MENGAKU DEPT COLLECTOR DAN ANGGOTA POLISI

Mobil Roni Efendi Dirampas di SPBU Ngalau Payakumbuh

Debhi Zaki Putra saat diinterogasi Satreskrim Polres Payakumbuh

PAYAKUMBUH (Metrans)
Hati-hati dengan orang yang mengaku sebagai 'debt collector' dari sebuah leasing kendaraan bermotor meskipun juga didampingi mereka yang juga mengaku aparat penegak hukum. Karena untuj menarik sebuah kendaraan yang menunggak angsuran atau kredit, tidak bisa dilakukan asal tarik kendaraan saja.

Seperti yang dialami Roni Efendi (20), Warga Jorong Kubang Tungkek, Nagari Guguak, Kecamatan Guguak, Kabupaten Limapuluh Kota, yang benar-benar gemetaran ketika empat orang laki-laki mengaku Debt Collector MNC Finance dan anggota polisi menodongkan senjata api ke wajahnya. 

Ke empat orang tak dikenal itu mengertak dan memaksa korban Roni Efendi untuk menyerahkan mobil Mitsubishi Colt 120 Pick Up dengan Nomor Polisi BA 8490 VN yang sedang ia kendarai, dengan alasan kredit macet.


Karena takut mendapat tindak kekerasan, tanpa pikir panjang Roni Efendi menyerahkan mobil tersebut. Namun belakangan, Roni Efendi baru menyadari jika dirinya telah menjadi korban tindak pencurian dengan kekerasan oleh keempat tersangka dan akhirnya memuat laporan pengaduan ke Polres Payakumbuh.

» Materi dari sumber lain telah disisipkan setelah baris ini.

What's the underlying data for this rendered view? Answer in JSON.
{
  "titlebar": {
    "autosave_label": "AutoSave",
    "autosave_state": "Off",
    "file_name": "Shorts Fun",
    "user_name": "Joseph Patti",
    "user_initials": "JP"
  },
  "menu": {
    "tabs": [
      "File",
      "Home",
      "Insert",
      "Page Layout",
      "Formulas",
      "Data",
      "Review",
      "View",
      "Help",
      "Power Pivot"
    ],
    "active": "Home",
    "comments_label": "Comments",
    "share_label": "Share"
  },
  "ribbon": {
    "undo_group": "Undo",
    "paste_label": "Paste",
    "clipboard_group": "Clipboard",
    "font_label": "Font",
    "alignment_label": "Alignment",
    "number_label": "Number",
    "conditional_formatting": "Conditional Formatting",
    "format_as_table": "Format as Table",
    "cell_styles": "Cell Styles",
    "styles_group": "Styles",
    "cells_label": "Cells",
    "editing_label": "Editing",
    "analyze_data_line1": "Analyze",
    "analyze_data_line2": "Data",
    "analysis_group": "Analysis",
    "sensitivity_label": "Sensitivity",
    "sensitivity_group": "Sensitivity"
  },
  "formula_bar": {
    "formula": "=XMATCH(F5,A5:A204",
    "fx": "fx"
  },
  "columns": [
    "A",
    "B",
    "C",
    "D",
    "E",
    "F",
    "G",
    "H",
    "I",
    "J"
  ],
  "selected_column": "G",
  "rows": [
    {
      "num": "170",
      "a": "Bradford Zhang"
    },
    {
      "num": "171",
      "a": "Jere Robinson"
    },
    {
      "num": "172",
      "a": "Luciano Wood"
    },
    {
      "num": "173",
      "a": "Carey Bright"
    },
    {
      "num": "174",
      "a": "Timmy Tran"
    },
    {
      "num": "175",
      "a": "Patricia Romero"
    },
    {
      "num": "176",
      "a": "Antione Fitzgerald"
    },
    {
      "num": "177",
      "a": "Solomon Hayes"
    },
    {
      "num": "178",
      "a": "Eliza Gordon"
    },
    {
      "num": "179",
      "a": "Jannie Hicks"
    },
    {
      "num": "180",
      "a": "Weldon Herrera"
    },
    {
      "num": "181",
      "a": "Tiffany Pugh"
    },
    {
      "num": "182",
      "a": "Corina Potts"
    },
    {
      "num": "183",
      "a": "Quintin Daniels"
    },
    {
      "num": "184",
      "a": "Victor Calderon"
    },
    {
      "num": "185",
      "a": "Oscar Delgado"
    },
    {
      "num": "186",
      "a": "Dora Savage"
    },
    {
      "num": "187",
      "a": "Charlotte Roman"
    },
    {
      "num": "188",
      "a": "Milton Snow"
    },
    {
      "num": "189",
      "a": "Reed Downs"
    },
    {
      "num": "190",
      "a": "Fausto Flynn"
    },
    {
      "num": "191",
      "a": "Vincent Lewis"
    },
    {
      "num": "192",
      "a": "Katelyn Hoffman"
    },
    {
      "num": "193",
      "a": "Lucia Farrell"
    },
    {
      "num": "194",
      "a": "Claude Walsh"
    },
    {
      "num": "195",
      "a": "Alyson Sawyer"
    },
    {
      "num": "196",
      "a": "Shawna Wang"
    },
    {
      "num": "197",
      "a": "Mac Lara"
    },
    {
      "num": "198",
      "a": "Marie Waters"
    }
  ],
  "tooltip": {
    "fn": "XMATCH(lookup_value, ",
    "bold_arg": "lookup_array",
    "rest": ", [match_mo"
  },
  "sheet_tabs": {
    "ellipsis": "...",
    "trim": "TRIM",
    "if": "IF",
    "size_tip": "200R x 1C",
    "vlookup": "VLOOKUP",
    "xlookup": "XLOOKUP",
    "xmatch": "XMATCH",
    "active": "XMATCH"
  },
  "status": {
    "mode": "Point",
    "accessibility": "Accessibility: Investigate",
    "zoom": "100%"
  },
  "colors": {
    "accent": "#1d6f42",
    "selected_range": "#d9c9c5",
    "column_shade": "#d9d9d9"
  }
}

Kasatreskrim Polres Payakumbuh Iptu Wawan Dermawan didampingi Kanit Iptu Syafri, Jum’at (9/6) menjelaskan, kasus pencurian dengan tindak kekerasan (curas) yang dialami Roni Efendi itu terjadi, Senin tanggal 4 April 2017 lalu sekira pukul 15.30 Wib bertempat di  SPBU Ngalau, Kelurahan Balai Panjang, Kecamatan Payakumbuh Barat, Kota Payakumbuh. 

Namun, setelah dilakukan penyelidikan oleh Polres Payakumbuh diketahui ada 5 orang yang terlibat dalam kasus tersebut.

“Seorang tersangka dari 5 orang yang terlibat sebagai debt collector dan anggota polisi gadungan itu sudah berhasil ditangkap dan sudah ditahan di LP Batusangkar,“ ujar Iptu Wawan Dermawan didampingi Kanit Reskrim  Iptu Syafri. 

Sedangkan seorang tersangka lagi bernama Debhi Zakri Putra (29) warga Sungai Beringin, Kecamatan Lamposi Tigo Nagari, Kota Payakumbuh, ditangkap Kamis (8/6) setelah sempat buron.

“Debhi Zakri Putra kita tangkap sedang tidur di rumah orang tuanya. Untuk pengusutan lebih lanjut tersangka sudah ditahan untuk pengusutan lebih lanjut,” ujar  Iptu Wawan Dermawan. 

Dalam pengakuannya kepada penyidik Satreskrim Polres Payakumbuh, tersangka Debhi Zakri Putra mengaku bahwa dia diajak oleh temannya bernama Hen untuk mengambil mobil milik Roni Efendi dengan alasan kredit menunggak.

Ketika mobil tersebut sedang berada di SPBU Ngalau Sampik, Balai Panjang, tersangka Debhi Zakri Putra dan Hen memaksa korban untuk menyerahkan mobil tersebut. 

"Teman saya Hen mengaku sebagai Debt Collector MNC Finance,” ujar Debhi Zakri Putra.

Diungkapkan  Iptu Wawan Dermawan didampingi Kanit Iptu Syafri, setelah pihak penyidik Satreskrim Polres Payakumbuh menghubungi pihak MNC Finance, diperoleh keterangan bahwa Hen dan Debhi Zakri Putra bukanlah pegawai MNC Finance.

"Kasus pencurian kendaraan dengan tindak kekerasan ini masih kita dalami, termasuk adanya pengakuan korban bahwa, kelima kawanan tersangka telah melakukan penodongan dengan senjata api. Tindakan dengan sejata api ini akan kita selidiki, apakah senjata api yang digunakan untuk menakut-nakuti korbannya itu senjata api benaran atau rakitan dan apakah senjata mainan,” pungkas Iptu Wawan Dermawan didampingi Kanit IptuSyafri.